Wegenstein traces the cosmetic gaze from eighteenth-century ideas about physiognomy through television makeover shows and facial-recognition software to cinema--which, like our other screens, never ceases to show us our bodies as they could be, drawing life from the very cosmetic gaze it transmits.

Body and Media Theory

The body as an object of critical study dominates disciplines across the humanities to such an extent that a new discipline has emerged: body criticism. In Getting Under the Skin, Bernadette Wegenstein traces contemporary body discourse in philosophy and cultural studies to its roots in twentieth-century thought—showing how psychoanalysis, phenomenology, cognitive science, and feminist theory contributed to a new body concept—and studies the millennial body in performance art, popular culture, new media arts, and architecture.

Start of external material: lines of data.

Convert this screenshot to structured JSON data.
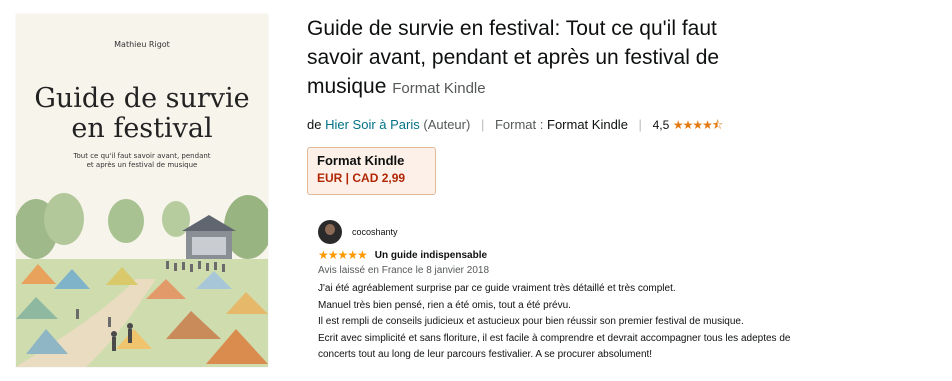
{
  "book": {
    "cover_author": "Mathieu Rigot",
    "cover_title_line1": "Guide de survie",
    "cover_title_line2": "en festival",
    "cover_subtitle_line1": "Tout ce qu'il faut savoir avant, pendant",
    "cover_subtitle_line2": "et après un festival de musique"
  },
  "product": {
    "title": "Guide de survie en festival: Tout ce qu'il faut savoir avant, pendant et après un festival de musique",
    "format_inline": "Format Kindle",
    "byline_prefix": "de",
    "author_link": "Hier Soir à Paris",
    "author_role": "(Auteur)",
    "format_label": "Format :",
    "format_value": "Format Kindle",
    "rating": "4,5",
    "rating_stars": "★★★★⯪"
  },
  "format_box": {
    "name": "Format Kindle",
    "price": "EUR | CAD  2,99"
  },
  "review": {
    "reviewer": "cocoshanty",
    "stars": "★★★★★",
    "title": "Un guide indispensable",
    "meta": "Avis laissé en France le 8 janvier 2018",
    "lines": [
      "J'ai été agréablement surprise par ce guide vraiment très détaillé et très complet.",
      "Manuel très bien pensé, rien a été omis, tout a été prévu.",
      "Il est rempli de conseils judicieux et astucieux pour bien réussir son premier festival de musique.",
      "Ecrit avec simplicité et sans floriture, il est facile à comprendre et devrait accompagner tous les adeptes de",
      "concerts tout au long de leur parcours festivalier. A se procurer absolument!"
    ]
  },
  "colors": {
    "link": "#007185",
    "price": "#b12704",
    "star": "#ff9900",
    "format_box_bg": "#fdf0e8",
    "format_box_border": "#e3b99a"
  },
  "icons": {
    "avatar": "user-avatar-icon",
    "stars": "star-icon"
  }
}
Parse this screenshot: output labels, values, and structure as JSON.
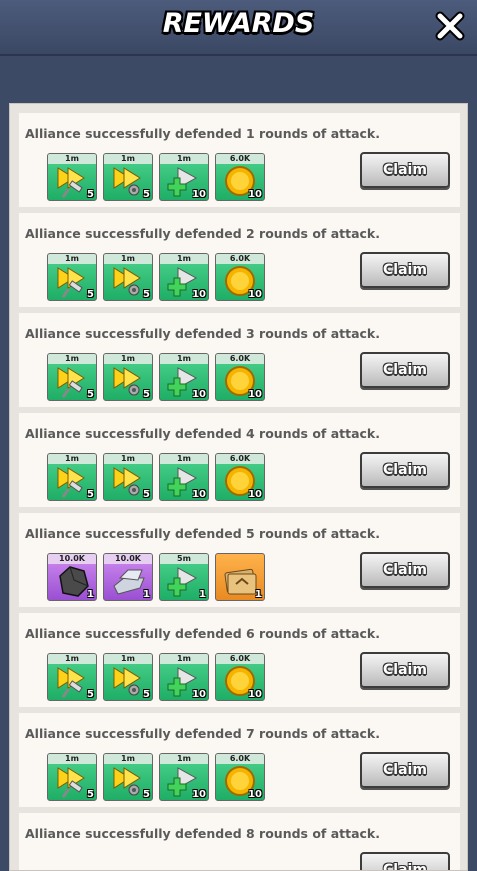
{
  "header": {
    "title": "REWARDS"
  },
  "colors": {
    "header": "#3b4864",
    "item_green": "#2cbf73",
    "item_purple": "#b56ae1",
    "item_orange": "#f59b35",
    "claim_button": "#d0d0d0"
  },
  "claim_label": "Claim",
  "rows": [
    {
      "text": "Alliance successfully defended 1 rounds of attack.",
      "items": [
        {
          "icon": "speedup-build-icon",
          "tag": "1m",
          "qty": "5",
          "color": "green"
        },
        {
          "icon": "speedup-research-icon",
          "tag": "1m",
          "qty": "5",
          "color": "green"
        },
        {
          "icon": "speedup-heal-icon",
          "tag": "1m",
          "qty": "10",
          "color": "green"
        },
        {
          "icon": "gold-coin-icon",
          "tag": "6.0K",
          "qty": "10",
          "color": "green"
        }
      ]
    },
    {
      "text": "Alliance successfully defended 2 rounds of attack.",
      "items": [
        {
          "icon": "speedup-build-icon",
          "tag": "1m",
          "qty": "5",
          "color": "green"
        },
        {
          "icon": "speedup-research-icon",
          "tag": "1m",
          "qty": "5",
          "color": "green"
        },
        {
          "icon": "speedup-heal-icon",
          "tag": "1m",
          "qty": "10",
          "color": "green"
        },
        {
          "icon": "gold-coin-icon",
          "tag": "6.0K",
          "qty": "10",
          "color": "green"
        }
      ]
    },
    {
      "text": "Alliance successfully defended 3 rounds of attack.",
      "items": [
        {
          "icon": "speedup-build-icon",
          "tag": "1m",
          "qty": "5",
          "color": "green"
        },
        {
          "icon": "speedup-research-icon",
          "tag": "1m",
          "qty": "5",
          "color": "green"
        },
        {
          "icon": "speedup-heal-icon",
          "tag": "1m",
          "qty": "10",
          "color": "green"
        },
        {
          "icon": "gold-coin-icon",
          "tag": "6.0K",
          "qty": "10",
          "color": "green"
        }
      ]
    },
    {
      "text": "Alliance successfully defended 4 rounds of attack.",
      "items": [
        {
          "icon": "speedup-build-icon",
          "tag": "1m",
          "qty": "5",
          "color": "green"
        },
        {
          "icon": "speedup-research-icon",
          "tag": "1m",
          "qty": "5",
          "color": "green"
        },
        {
          "icon": "speedup-heal-icon",
          "tag": "1m",
          "qty": "10",
          "color": "green"
        },
        {
          "icon": "gold-coin-icon",
          "tag": "6.0K",
          "qty": "10",
          "color": "green"
        }
      ]
    },
    {
      "text": "Alliance successfully defended 5 rounds of attack.",
      "items": [
        {
          "icon": "stone-ore-icon",
          "tag": "10.0K",
          "qty": "1",
          "color": "purple"
        },
        {
          "icon": "iron-ingot-icon",
          "tag": "10.0K",
          "qty": "1",
          "color": "purple"
        },
        {
          "icon": "speedup-heal-icon",
          "tag": "5m",
          "qty": "1",
          "color": "green"
        },
        {
          "icon": "card-pack-icon",
          "tag": "",
          "qty": "1",
          "color": "orange"
        }
      ]
    },
    {
      "text": "Alliance successfully defended 6 rounds of attack.",
      "items": [
        {
          "icon": "speedup-build-icon",
          "tag": "1m",
          "qty": "5",
          "color": "green"
        },
        {
          "icon": "speedup-research-icon",
          "tag": "1m",
          "qty": "5",
          "color": "green"
        },
        {
          "icon": "speedup-heal-icon",
          "tag": "1m",
          "qty": "10",
          "color": "green"
        },
        {
          "icon": "gold-coin-icon",
          "tag": "6.0K",
          "qty": "10",
          "color": "green"
        }
      ]
    },
    {
      "text": "Alliance successfully defended 7 rounds of attack.",
      "items": [
        {
          "icon": "speedup-build-icon",
          "tag": "1m",
          "qty": "5",
          "color": "green"
        },
        {
          "icon": "speedup-research-icon",
          "tag": "1m",
          "qty": "5",
          "color": "green"
        },
        {
          "icon": "speedup-heal-icon",
          "tag": "1m",
          "qty": "10",
          "color": "green"
        },
        {
          "icon": "gold-coin-icon",
          "tag": "6.0K",
          "qty": "10",
          "color": "green"
        }
      ]
    },
    {
      "text": "Alliance successfully defended 8 rounds of attack.",
      "items": []
    }
  ]
}
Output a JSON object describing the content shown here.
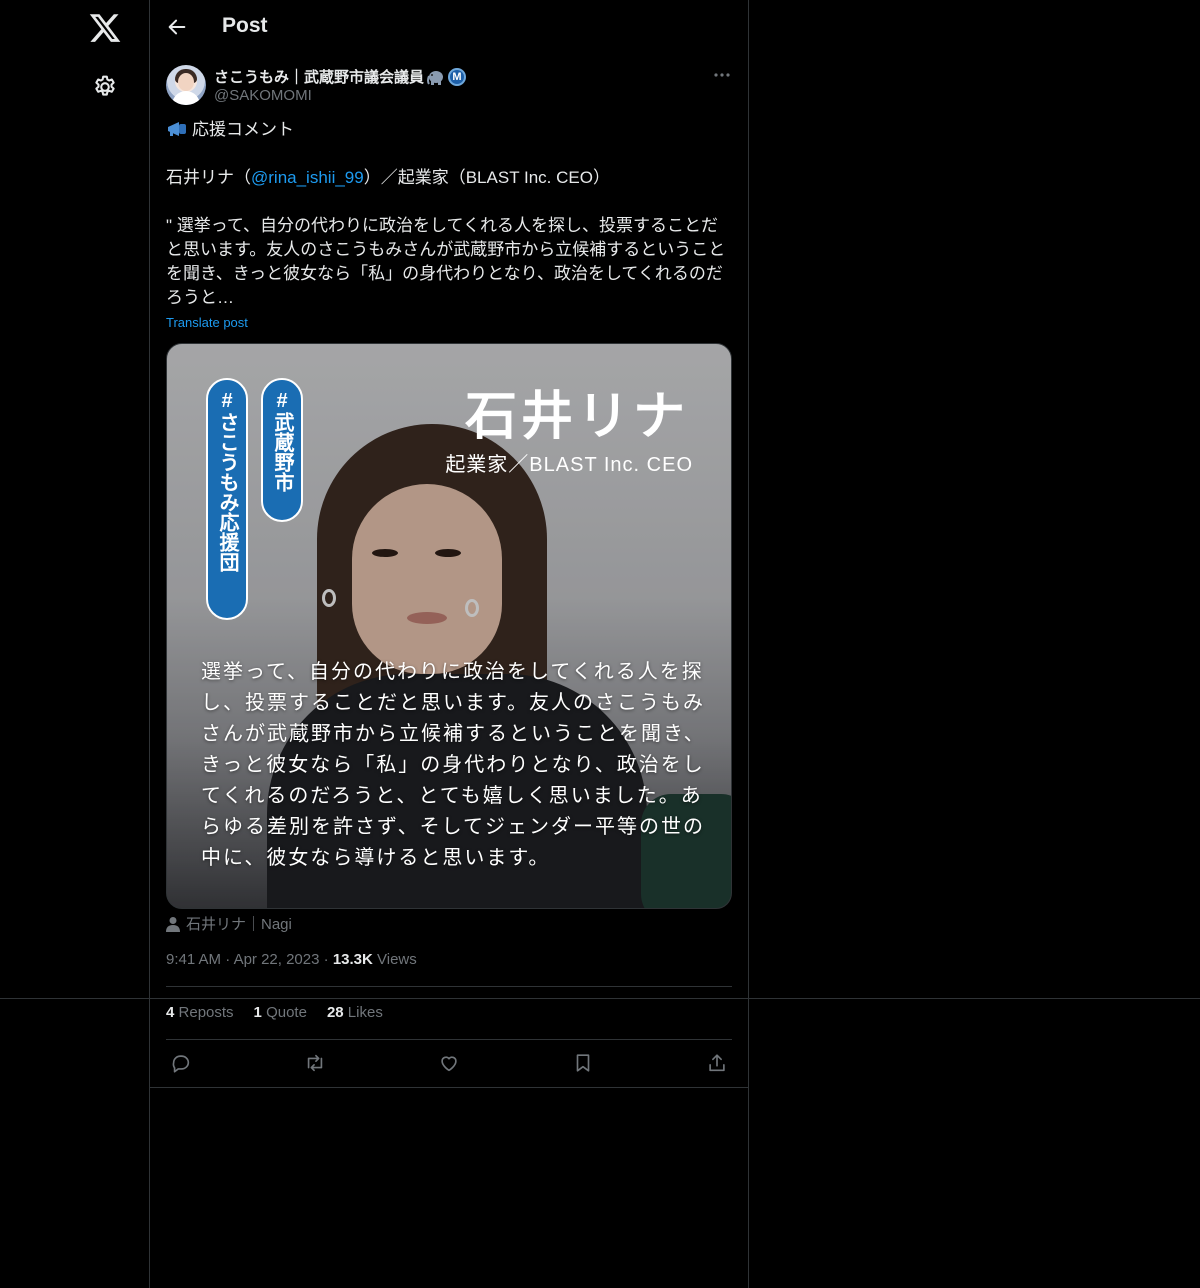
{
  "nav": {
    "logo_icon": "x-logo-icon",
    "settings_icon": "gear-icon"
  },
  "header": {
    "title": "Post",
    "back_icon": "arrow-left-icon"
  },
  "post": {
    "author_name": "さこうもみ｜武蔵野市議会議員",
    "author_handle": "@SAKOMOMI",
    "line1": "応援コメント",
    "line2_prefix": "石井リナ（",
    "line2_mention": "@rina_ishii_99",
    "line2_suffix": "）／起業家（BLAST Inc. CEO）",
    "body": "\" 選挙って、自分の代わりに政治をしてくれる人を探し、投票することだと思います。友人のさこうもみさんが武蔵野市から立候補するということを聞き、きっと彼女なら「私」の身代わりとなり、政治をしてくれるのだろうと…",
    "translate_label": "Translate post",
    "media": {
      "pill_1": "#さこうもみ応援団",
      "pill_2": "#武蔵野市",
      "name": "石井リナ",
      "role": "起業家／BLAST Inc. CEO",
      "quote": "選挙って、自分の代わりに政治をしてくれる人を探し、投票することだと思います。友人のさこうもみさんが武蔵野市から立候補するということを聞き、きっと彼女なら「私」の身代わりとなり、政治をしてくれるのだろうと、とても嬉しく思いました。あらゆる差別を許さず、そしてジェンダー平等の世の中に、彼女なら導けると思います。"
    },
    "tagged_users": "石井リナ｜Nagi",
    "time": "9:41 AM",
    "date": "Apr 22, 2023",
    "views_count": "13.3K",
    "views_label": "Views",
    "reposts_count": "4",
    "reposts_label": "Reposts",
    "quotes_count": "1",
    "quotes_label": "Quote",
    "likes_count": "28",
    "likes_label": "Likes"
  },
  "colors": {
    "background": "#000000",
    "text": "#e7e9ea",
    "muted": "#71767b",
    "link": "#1d9bf0",
    "border": "#2f3336",
    "pill_blue": "#1a6db3"
  }
}
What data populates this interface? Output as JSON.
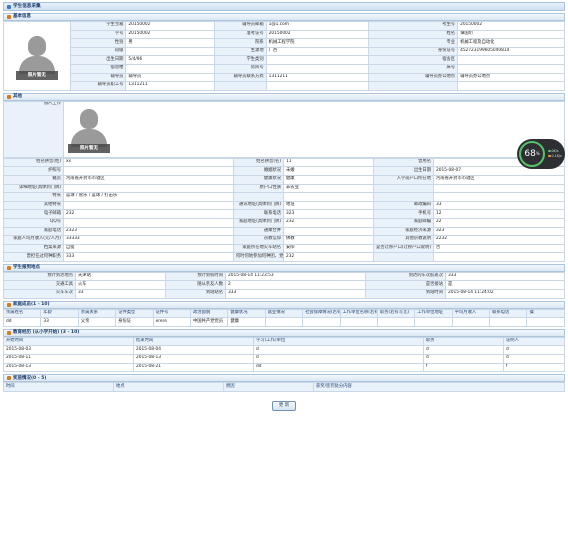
{
  "title": "学生信息采集",
  "sections": {
    "basic": "基本信息",
    "other": "其他",
    "arrival": "学生报到地点",
    "family": "家庭成员(1 - 10)",
    "edu": "教育经历 (从小学开始) (3 - 10)",
    "award": "奖惩情况(0 - 5)"
  },
  "photo_caption": "照片暂无",
  "photo_upload_label": "照片上传",
  "basic_rows": [
    [
      "学生宝箱",
      "20150002",
      "辅导员邮箱",
      "1@1.com",
      "考生号",
      "20150002"
    ],
    [
      "学号",
      "20150002",
      "准考证号",
      "20150002",
      "姓名",
      "谭国珩"
    ],
    [
      "性别",
      "男",
      "院系",
      "机械工程学院",
      "专业",
      "机械工程及自动化"
    ],
    [
      "班级",
      "",
      "生源地",
      "广西",
      "身份证号",
      "452723199605040814"
    ],
    [
      "出生日期",
      "5/4/96",
      "学生类别",
      "",
      "宿舍区",
      ""
    ],
    [
      "宿舍楼",
      "",
      "房间号",
      "",
      "床号",
      ""
    ],
    [
      "辅导员",
      "辅导员",
      "辅导员联系方式",
      "1311211",
      "辅导员办公地点",
      "辅导员办公地点"
    ],
    [
      "辅导员职工号",
      "1311211",
      "",
      "",
      "",
      ""
    ]
  ],
  "other_rows": [
    [
      "姓名拼音(姓)",
      "xx",
      "姓名拼音(名)",
      "11",
      "曾用名",
      ""
    ],
    [
      "护照号",
      "",
      "婚姻状况",
      "未婚",
      "出生日期",
      "2015-08-07"
    ],
    [
      "籍贯",
      "河南省开封市市辖区",
      "健康状况",
      "健康",
      "入学前户口所在地",
      "河南省开封市市辖区"
    ],
    [
      "详细地址(具体到门牌)",
      "",
      "原户口性质",
      "非农业",
      "",
      ""
    ],
    [
      "特长",
      "篮球 / 管乐 / 篮球 / 打击乐",
      "",
      "",
      "",
      ""
    ],
    [
      "其他特长",
      "",
      "通讯地址(具体到门牌)",
      "地址",
      "邮政编码",
      "33"
    ],
    [
      "电子邮箱",
      "232",
      "联系电话",
      "323",
      "手机号",
      "12"
    ],
    [
      "QQ号",
      "",
      "家庭地址(具体到门牌)",
      "232",
      "家庭邮编",
      "22"
    ],
    [
      "家庭电话",
      "2323",
      "通乘合并",
      "",
      "家庭经济来源",
      "323"
    ],
    [
      "家庭人均月收入(元/人月)",
      "33333",
      "宗教信仰",
      "佛教",
      "其他宗教说明",
      "2232"
    ],
    [
      "档案来源",
      "自提",
      "家庭所在地火车站名",
      "安阳",
      "是否迁移户口(迁移户口说明)",
      "否"
    ],
    [
      "曾担任过何种职务",
      "333",
      "何时何地参加何种团、党派",
      "232",
      "",
      ""
    ]
  ],
  "gauge": {
    "value": "68",
    "unit": "%",
    "up": "0K/s",
    "down": "0.1K/s"
  },
  "arrival_rows": [
    [
      "预计到达地点",
      "天津站",
      "预计到校时间",
      "2015-08-14 11:23:53",
      "到达的车次航班次",
      "333"
    ],
    [
      "交通工具",
      "火车",
      "随从亲友人数",
      "2",
      "是否接站",
      "是"
    ],
    [
      "火车车次",
      "33",
      "到站站名",
      "333",
      "到站时间",
      "2015-08-14 11:24:02"
    ]
  ],
  "family_headers": [
    "亲属姓名",
    "年龄",
    "亲属关系",
    "证件类型",
    "证件号",
    "政治面貌",
    "健康状况",
    "就业情况",
    "社会保障情况(若有写无)",
    "工作单位名称(若有写无)",
    "职务(若有写无)",
    "工作单位地址",
    "平均月收入",
    "联系电话",
    "操"
  ],
  "family_rows": [
    [
      "dd",
      "33",
      "父亲",
      "身份证",
      "erere",
      "中国共产党党员",
      "健康",
      "",
      "",
      "",
      "",
      "",
      "",
      "",
      ""
    ]
  ],
  "edu_headers": [
    "开始时间",
    "结束时间",
    "学习(工作)单位",
    "职务",
    "证明人"
  ],
  "edu_rows": [
    [
      "2015-08-03",
      "2015-08-04",
      "d",
      "d",
      "d"
    ],
    [
      "2015-08-11",
      "2015-08-13",
      "d",
      "d",
      "d"
    ],
    [
      "2015-08-13",
      "2015-08-21",
      "dd",
      "f",
      "f"
    ]
  ],
  "award_headers": [
    "时间",
    "地点",
    "原因",
    "获奖/惩罚处分内容"
  ],
  "submit_label": "更 新"
}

Wegenstein shows how the concept of bodily fragmentation has been in circulation since the sixteenth century's investigation of anatomy. The history of the body-in-pieces, she argues, is a history of a struggling relationship between two concepts of the body—as fragmented and as holistic. Wegenstein shows that by the twentieth century these two apparently contradictory movements were integrated; both fragmentation and holism, she argues, are indispensable modes of imagining and configuring the body. The history of the body, therefore, is a history of mediation; but it was not until the turn of the twenty-first century and the digital revolution that the body was best able to show its mediality.

After examining key concepts in body criticism, Wegenstein looks at the body as "raw material" in twentieth-century performance art, medical techniques for visualizing the human body, and strategies in popular culture for "getting under the skin" with images of freely floating body parts. Her analysis of current trends in architecture and new media art demonstrates the deep connection of body criticism to media criticism. In this approach to body criticism, the body no longer stands in for something else—the medium has become the body.